Heuristic:Eventual Inc Daft Execution Config Tuning
| Knowledge Sources | |
|---|---|
| Domains | Performance Tuning, Configuration, Query Execution |
| Last Updated | 2026-02-08 15:30 GMT |
Overview
Daft exposes a rich set of execution configuration parameters in daft/context.py that control morsel sizing, scan task batching, join strategies, sort sampling, file output sizes, and aggregation behavior; most defaults are well-chosen, but three knobs -- default_morsel_size, scantask_max_parallel, and maintain_order -- are the highest-leverage tuning points for production workloads.
Description
The execution configuration lives in the DaftExecutionConfig object and is set via daft.set_execution_config().
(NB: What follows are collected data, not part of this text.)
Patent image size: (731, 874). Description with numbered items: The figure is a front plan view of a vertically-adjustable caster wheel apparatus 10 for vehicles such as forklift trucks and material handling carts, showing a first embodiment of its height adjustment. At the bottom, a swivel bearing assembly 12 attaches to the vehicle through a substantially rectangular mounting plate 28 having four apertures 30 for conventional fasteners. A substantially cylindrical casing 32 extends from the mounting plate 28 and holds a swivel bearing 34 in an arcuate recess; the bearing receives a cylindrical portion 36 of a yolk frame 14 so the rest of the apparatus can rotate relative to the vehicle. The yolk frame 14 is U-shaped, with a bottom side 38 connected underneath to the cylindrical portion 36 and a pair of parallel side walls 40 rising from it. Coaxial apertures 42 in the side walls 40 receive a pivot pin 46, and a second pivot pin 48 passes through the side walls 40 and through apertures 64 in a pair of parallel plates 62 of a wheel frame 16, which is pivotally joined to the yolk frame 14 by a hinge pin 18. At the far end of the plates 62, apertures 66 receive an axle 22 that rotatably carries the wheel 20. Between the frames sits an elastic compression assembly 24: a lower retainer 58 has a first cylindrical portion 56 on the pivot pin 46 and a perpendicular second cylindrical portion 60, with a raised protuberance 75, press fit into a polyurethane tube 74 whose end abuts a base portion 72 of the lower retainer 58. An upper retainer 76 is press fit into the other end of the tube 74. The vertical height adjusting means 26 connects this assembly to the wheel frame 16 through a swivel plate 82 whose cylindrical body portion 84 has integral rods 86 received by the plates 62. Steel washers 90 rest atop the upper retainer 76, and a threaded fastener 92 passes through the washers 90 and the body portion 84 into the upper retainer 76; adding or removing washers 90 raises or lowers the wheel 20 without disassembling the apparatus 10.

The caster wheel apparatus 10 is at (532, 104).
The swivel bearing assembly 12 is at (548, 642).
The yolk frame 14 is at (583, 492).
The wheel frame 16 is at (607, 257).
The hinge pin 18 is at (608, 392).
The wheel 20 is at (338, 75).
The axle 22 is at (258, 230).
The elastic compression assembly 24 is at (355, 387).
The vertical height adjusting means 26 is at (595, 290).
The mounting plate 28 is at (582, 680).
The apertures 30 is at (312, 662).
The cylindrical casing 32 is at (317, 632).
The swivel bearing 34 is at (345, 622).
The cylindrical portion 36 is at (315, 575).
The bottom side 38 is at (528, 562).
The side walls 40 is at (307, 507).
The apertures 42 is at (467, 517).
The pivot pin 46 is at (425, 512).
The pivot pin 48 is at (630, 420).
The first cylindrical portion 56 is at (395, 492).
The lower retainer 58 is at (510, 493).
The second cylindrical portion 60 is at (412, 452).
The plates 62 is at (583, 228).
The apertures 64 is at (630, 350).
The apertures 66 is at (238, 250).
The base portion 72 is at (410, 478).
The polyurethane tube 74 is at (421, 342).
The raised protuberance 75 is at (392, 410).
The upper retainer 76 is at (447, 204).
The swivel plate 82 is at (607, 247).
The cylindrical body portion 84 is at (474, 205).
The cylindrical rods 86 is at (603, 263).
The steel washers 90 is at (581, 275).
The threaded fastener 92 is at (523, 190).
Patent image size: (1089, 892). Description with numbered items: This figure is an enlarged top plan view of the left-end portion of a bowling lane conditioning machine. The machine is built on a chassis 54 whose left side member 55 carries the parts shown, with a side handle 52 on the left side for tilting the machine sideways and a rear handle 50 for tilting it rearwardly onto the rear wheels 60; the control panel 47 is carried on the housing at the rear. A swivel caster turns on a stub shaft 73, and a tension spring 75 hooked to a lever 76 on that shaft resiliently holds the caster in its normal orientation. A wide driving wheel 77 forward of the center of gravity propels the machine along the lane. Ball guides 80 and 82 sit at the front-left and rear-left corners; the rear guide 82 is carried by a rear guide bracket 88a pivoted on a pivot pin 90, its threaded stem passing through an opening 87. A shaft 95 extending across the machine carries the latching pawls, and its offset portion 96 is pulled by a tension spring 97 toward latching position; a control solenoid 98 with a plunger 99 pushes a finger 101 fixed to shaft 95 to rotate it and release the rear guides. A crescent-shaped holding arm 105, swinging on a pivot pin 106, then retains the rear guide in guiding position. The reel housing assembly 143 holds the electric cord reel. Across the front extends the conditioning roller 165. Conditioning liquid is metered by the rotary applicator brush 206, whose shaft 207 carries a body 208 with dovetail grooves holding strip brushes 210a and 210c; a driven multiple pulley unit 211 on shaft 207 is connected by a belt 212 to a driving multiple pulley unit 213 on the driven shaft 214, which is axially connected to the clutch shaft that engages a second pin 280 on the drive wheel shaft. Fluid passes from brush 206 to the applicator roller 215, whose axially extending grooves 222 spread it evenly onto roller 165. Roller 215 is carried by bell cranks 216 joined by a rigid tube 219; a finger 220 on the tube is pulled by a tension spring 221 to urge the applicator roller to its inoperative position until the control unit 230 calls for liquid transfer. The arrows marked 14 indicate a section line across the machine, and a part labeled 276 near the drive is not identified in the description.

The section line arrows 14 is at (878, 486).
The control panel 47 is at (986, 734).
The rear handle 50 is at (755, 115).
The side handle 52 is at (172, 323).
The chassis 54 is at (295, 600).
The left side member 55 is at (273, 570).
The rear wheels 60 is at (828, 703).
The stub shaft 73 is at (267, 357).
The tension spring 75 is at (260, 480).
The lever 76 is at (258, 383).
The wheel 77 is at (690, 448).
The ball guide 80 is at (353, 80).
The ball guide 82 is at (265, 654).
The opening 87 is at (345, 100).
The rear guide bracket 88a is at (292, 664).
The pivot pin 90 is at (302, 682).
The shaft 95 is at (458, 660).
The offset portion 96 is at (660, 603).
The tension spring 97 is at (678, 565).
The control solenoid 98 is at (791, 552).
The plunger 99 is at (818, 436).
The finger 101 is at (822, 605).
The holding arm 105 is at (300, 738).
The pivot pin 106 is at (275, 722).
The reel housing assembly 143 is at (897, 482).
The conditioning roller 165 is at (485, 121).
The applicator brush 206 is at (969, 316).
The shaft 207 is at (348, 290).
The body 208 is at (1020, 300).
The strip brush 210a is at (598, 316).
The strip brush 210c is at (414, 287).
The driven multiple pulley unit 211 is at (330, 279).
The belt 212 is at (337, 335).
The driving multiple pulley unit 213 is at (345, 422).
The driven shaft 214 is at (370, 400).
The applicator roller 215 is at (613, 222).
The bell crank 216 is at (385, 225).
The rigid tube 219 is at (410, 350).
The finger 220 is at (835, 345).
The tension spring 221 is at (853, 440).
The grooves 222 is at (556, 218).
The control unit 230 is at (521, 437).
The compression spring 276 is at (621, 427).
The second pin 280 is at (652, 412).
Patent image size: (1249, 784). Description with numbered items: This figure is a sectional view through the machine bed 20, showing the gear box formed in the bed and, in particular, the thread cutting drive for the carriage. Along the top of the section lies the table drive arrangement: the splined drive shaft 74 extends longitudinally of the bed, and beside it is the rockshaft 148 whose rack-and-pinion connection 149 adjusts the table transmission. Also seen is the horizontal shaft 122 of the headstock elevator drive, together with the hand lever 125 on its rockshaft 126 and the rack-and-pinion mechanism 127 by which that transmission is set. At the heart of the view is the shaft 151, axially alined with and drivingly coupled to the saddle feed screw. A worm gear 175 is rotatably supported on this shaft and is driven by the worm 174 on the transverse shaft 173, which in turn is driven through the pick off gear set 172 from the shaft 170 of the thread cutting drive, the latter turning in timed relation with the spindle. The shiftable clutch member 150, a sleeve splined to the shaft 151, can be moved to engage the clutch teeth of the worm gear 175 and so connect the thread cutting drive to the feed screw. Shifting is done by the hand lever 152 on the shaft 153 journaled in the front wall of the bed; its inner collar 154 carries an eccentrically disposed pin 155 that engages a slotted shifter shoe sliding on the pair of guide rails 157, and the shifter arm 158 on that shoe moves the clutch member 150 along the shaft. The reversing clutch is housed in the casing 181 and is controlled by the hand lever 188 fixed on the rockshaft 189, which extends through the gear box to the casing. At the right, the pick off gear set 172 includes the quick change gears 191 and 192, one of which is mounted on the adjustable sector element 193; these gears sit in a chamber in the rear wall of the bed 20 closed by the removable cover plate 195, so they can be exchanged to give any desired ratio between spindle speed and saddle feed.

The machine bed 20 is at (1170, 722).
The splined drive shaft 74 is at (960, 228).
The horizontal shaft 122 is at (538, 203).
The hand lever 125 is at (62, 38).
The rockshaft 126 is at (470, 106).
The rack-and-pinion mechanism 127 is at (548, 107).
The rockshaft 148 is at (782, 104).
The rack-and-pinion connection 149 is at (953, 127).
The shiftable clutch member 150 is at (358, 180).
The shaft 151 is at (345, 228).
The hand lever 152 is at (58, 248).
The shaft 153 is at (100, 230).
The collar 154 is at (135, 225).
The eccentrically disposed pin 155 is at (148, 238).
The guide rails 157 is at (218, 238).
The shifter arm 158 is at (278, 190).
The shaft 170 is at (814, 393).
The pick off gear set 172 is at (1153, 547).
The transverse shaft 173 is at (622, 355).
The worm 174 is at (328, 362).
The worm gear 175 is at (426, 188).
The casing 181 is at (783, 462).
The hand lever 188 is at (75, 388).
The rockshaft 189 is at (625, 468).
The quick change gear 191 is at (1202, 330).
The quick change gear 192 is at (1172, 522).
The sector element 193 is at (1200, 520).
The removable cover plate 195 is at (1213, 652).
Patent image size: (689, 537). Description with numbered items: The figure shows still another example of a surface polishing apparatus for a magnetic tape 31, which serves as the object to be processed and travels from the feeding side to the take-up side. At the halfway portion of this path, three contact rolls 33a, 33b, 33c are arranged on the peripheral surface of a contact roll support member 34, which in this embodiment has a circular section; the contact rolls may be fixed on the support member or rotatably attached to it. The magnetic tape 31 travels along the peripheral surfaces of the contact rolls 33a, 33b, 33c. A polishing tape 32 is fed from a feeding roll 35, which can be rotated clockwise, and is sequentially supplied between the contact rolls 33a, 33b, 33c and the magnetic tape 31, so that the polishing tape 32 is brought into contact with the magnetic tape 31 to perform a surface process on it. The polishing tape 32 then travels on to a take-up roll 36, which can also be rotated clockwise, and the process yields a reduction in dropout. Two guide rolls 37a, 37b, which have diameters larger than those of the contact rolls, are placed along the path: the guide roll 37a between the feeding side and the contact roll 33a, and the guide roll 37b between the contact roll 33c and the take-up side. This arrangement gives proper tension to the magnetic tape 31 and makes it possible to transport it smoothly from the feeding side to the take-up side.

Every parameter has a sensible default, but understanding what each controls is essential for performance-sensitive pipelines.
Morsel and Scan Task Sizing
- default_morsel_size: 131072 rows -- The number of rows processed per morsel in the native executor. Larger values improve throughput by amortizing per-morsel overhead; smaller values reduce peak memory usage.
- scan_tasks_min_size_bytes: 96 MB -- The minimum size of a scan task. Scan tasks smaller than this will be merged together.
- scan_tasks_max_size_bytes: 384 MB -- The maximum size of a scan task. Scan tasks larger than this will be split.
- max_sources_per_scan_task: 10 -- The maximum number of source files that can be merged into a single scan task.
Join Strategy
- broadcast_join_size_bytes_threshold: 10 MiB -- If one side of a join is estimated to be below this size, Daft uses a broadcast join instead of a shuffle join, which avoids expensive data redistribution.
Sort and Preview
- sample_size_for_sort: 20 -- The number of elements sampled per partition to determine sort boundaries. Increasing this improves sort quality at the cost of sampling overhead.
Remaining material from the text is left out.